Didn't I just write a whole big piece about how Cam Newton is better than Tim Tebow ever was? So good, in fact, that he rivals Reggie Bush as the greatest college football player of my lifetime?
Well, it seems that there's rain in the forecast for this parade.
I'm not going to spend much time on trying to break down whether or not it happened. I don't have the time or the access to try, and I'm sure somebody else will figure it out pretty soon.
But I will say this...
If it's it true, I won't be surprised.
Not because I think Cam Newton is a bad guy. Or a cheat. Or just a poor kid who is only trying to provide for his family.

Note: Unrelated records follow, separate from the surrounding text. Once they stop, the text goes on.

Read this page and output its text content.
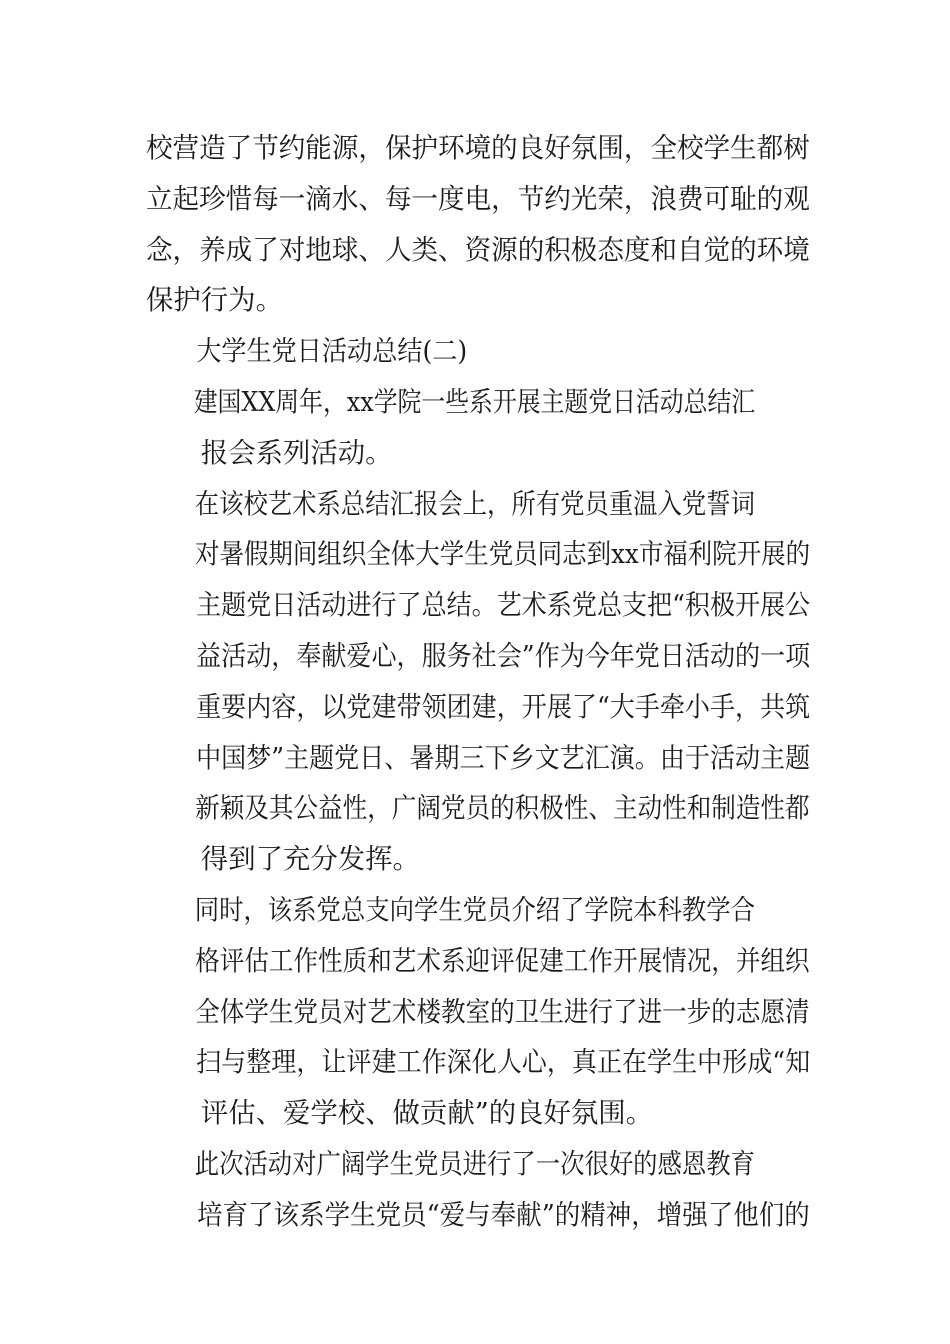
校营造了节约能源，保护环境的良好氛围，全校学生都树
立起珍惜每一滴水、每一度电，节约光荣，浪费可耻的观
念，养成了对地球、人类、资源的积极态度和自觉的环境
保护行为。
大学生党日活动总结(二)
建国XX周年，xx学院一些系开展主题党日活动总结汇
报会系列活动。
在该校艺术系总结汇报会上，所有党员重温入党誓词
对暑假期间组织全体大学生党员同志到xx市福利院开展的
主题党日活动进行了总结。艺术系党总支把“积极开展公
益活动，奉献爱心，服务社会”作为今年党日活动的一项
重要内容，以党建带领团建，开展了“大手牵小手，共筑
中国梦”主题党日、暑期三下乡文艺汇演。由于活动主题
新颖及其公益性，广阔党员的积极性、主动性和制造性都
得到了充分发挥。
同时，该系党总支向学生党员介绍了学院本科教学合
格评估工作性质和艺术系迎评促建工作开展情况，并组织
全体学生党员对艺术楼教室的卫生进行了进一步的志愿清
扫与整理，让评建工作深化人心，真正在学生中形成“知
评估、爱学校、做贡献”的良好氛围。
此次活动对广阔学生党员进行了一次很好的感恩教育
培育了该系学生党员“爱与奉献”的精神，增强了他们的
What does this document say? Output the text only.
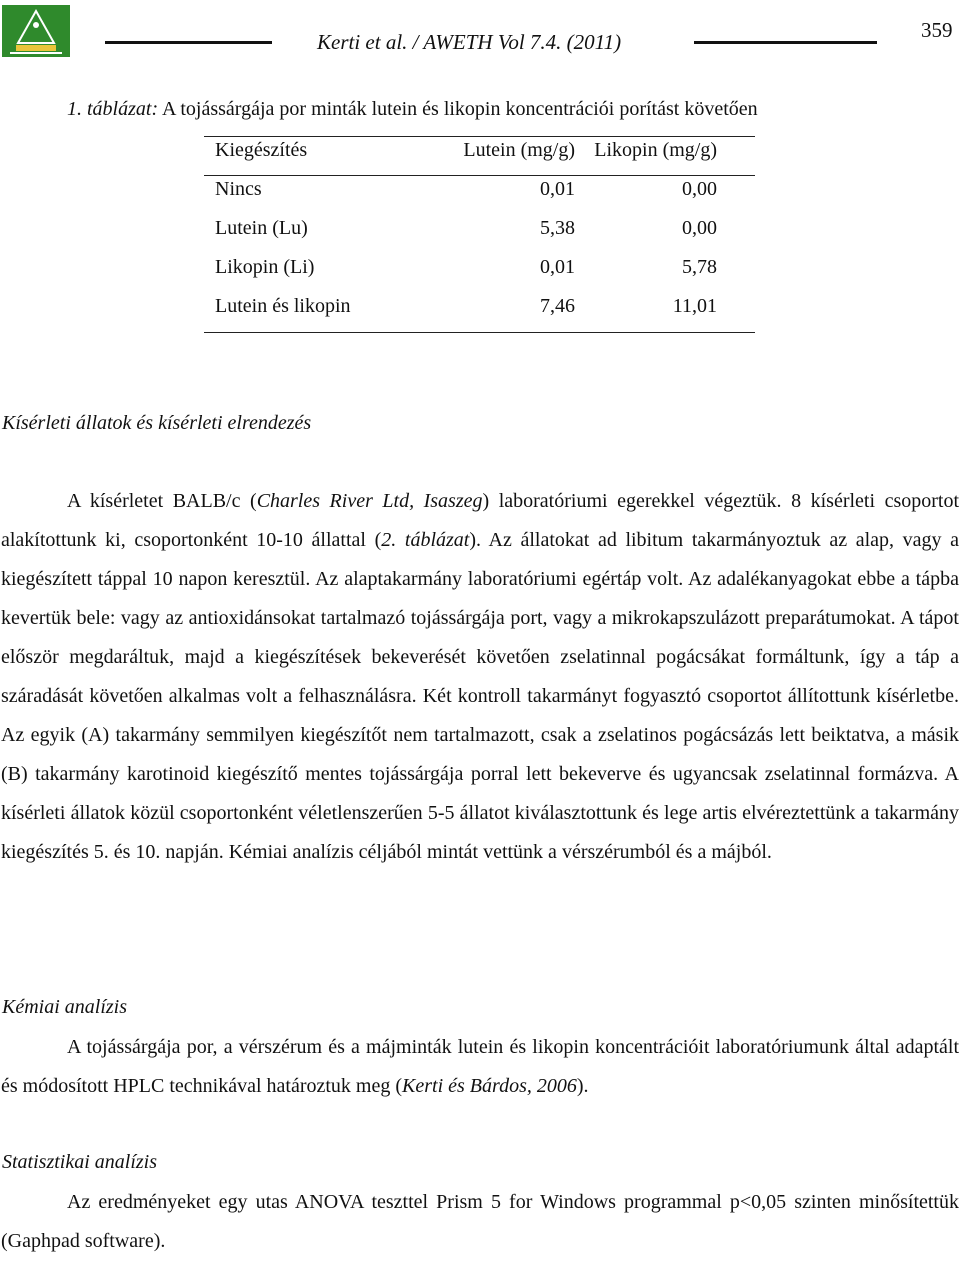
Kerti et al. / AWETH Vol 7.4. (2011)	359
1. táblázat: A tojássárgája por minták lutein és likopin koncentrációi porítást követően
Kiegészítés	Lutein (mg/g)	Likopin (mg/g)
Nincs	0,01	0,00
Lutein (Lu)	5,38	0,00
Likopin (Li)	0,01	5,78
Lutein és likopin	7,46	11,01
Kísérleti állatok és kísérleti elrendezés
A kísérletet BALB/c (Charles River Ltd, Isaszeg) laboratóriumi egerekkel végeztük. 8 kísérleti csoportot alakítottunk ki, csoportonként 10-10 állattal (2. táblázat). Az állatokat ad libitum takarmányoztuk az alap, vagy a kiegészített táppal 10 napon keresztül. Az alaptakarmány laboratóriumi egértáp volt. Az adalékanyagokat ebbe a tápba kevertük bele: vagy az antioxidánsokat tartalmazó tojássárgája port, vagy a mikrokapszulázott preparátumokat. A tápot először megdaráltuk, majd a kiegészítések bekeverését követően zselatinnal pogácsákat formáltunk, így a táp a száradását követően alkalmas volt a felhasználásra. Két kontroll takarmányt fogyasztó csoportot állítottunk kísérletbe. Az egyik (A) takarmány semmilyen kiegészítőt nem tartalmazott, csak a zselatinos pogácsázás lett beiktatva, a másik (B) takarmány karotinoid kiegészítő mentes tojássárgája porral lett bekeverve és ugyancsak zselatinnal formázva. A kísérleti állatok közül csoportonként véletlenszerűen 5-5 állatot kiválasztottunk és lege artis elvéreztettünk a takarmány kiegészítés 5. és 10. napján. Kémiai analízis céljából mintát vettünk a vérszérumból és a májból.
Kémiai analízis
A tojássárgája por, a vérszérum és a májminták lutein és likopin koncentrációit laboratóriumunk által adaptált és módosított HPLC technikával határoztuk meg (Kerti és Bárdos, 2006).
Statisztikai analízis
Az eredményeket egy utas ANOVA teszttel Prism 5 for Windows programmal p<0,05 szinten minősítettük (Gaphpad software).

Or that he's an athlete mad at all of these old men making millions of him, and he just wants his piece. None of that.
I won't be surprised because whenever one of these stories pops up, it just always seems to turn out to be true. Sometimes it all unfolds in a big Yahoo! Sports exclusive, and there are other times that it drags on for years and years to the point that no one cares anymore. And then there are the times that it drags on and on and then the NCAA extinguishes the USC football program.
But it's almost become numbing, hasn't it? If Cam Newton got paid, should I be mad about it? Maybe, but I'm betting I won't be. Because I've seen this story before. Quite a few times.
This isn't an opinion of whether or not Cam Newton deserves money either. Yeah, these kids make a lot of money for these old men in suits, and that doesn't seem right. But if you start paying the college players, you're opening up a big bag of problems - does this mean you pay the women's soccer team, too? And what about the schools where paying players would bankrupt their programs - would they start cutting athletic programs across the board?
It's all messed up. Which makes me wonder why we all care so much about it.
Or at least we have been.
I think it's safe to say that college sports are bigger now than ever before. With the ratings and billion-dollar TV contracts now generated, the passion that people carry with them every weekend (and basketball weeknights) for college sports is at an all-time high. Every Saturday, from 11 o'clock central until I fall asleep, there is a football game on my television screen. You can't escape it.
But I wonder if this gluttonous approach we are taking (or being force-fed) will have a generational effect. Do you think that majority of the next generation of sports fans, those who are 2 to 13 years old right now, will share the same level of passion for college sports?
Care as much about organizations that constantly find themselves in and out of probation, under investigation, or with postseason bans? Self-imposed penalties and coaches who straight up LIE to investigators? Players who are on the take, and agents with runners. Runners with their own runners.
At some point, enough is enough, and it makes you stop caring.
Now, I'm too far in now to ever stop caring myself, because I just enjoy the entertainment way too much. But I do think this is something we should take note of.
The sport is turning itself into something we don't want to attach ourselves to emotionally. Technology allows us all kinds of opportunity to dtach ourselves from it: your living room is now a better seat than the stadium, more availabl games on television and online allow you to spread your rooting interests thinner over a larger group of teams, and technology's access to gambling allows you to care less about the team - and more about the pointspread. (Something I have a little 'issue' with.)
Will the next generation - my kids, your kids and grandkids (born and unborn) - be a generation of passionless sports fans?
Now, this little soap box rant was started by a story on whether or not Cam Newton was shopped around. I don't know if he was or not, but I'll say again that it always seems that when this stuff is brought up, more than likely something fishy was going on.
And if it does turn out to be true, I won't be surprised. Because I'm numb to it now, and I don't really care if he was on the take or not.
And I think not caring is a problem.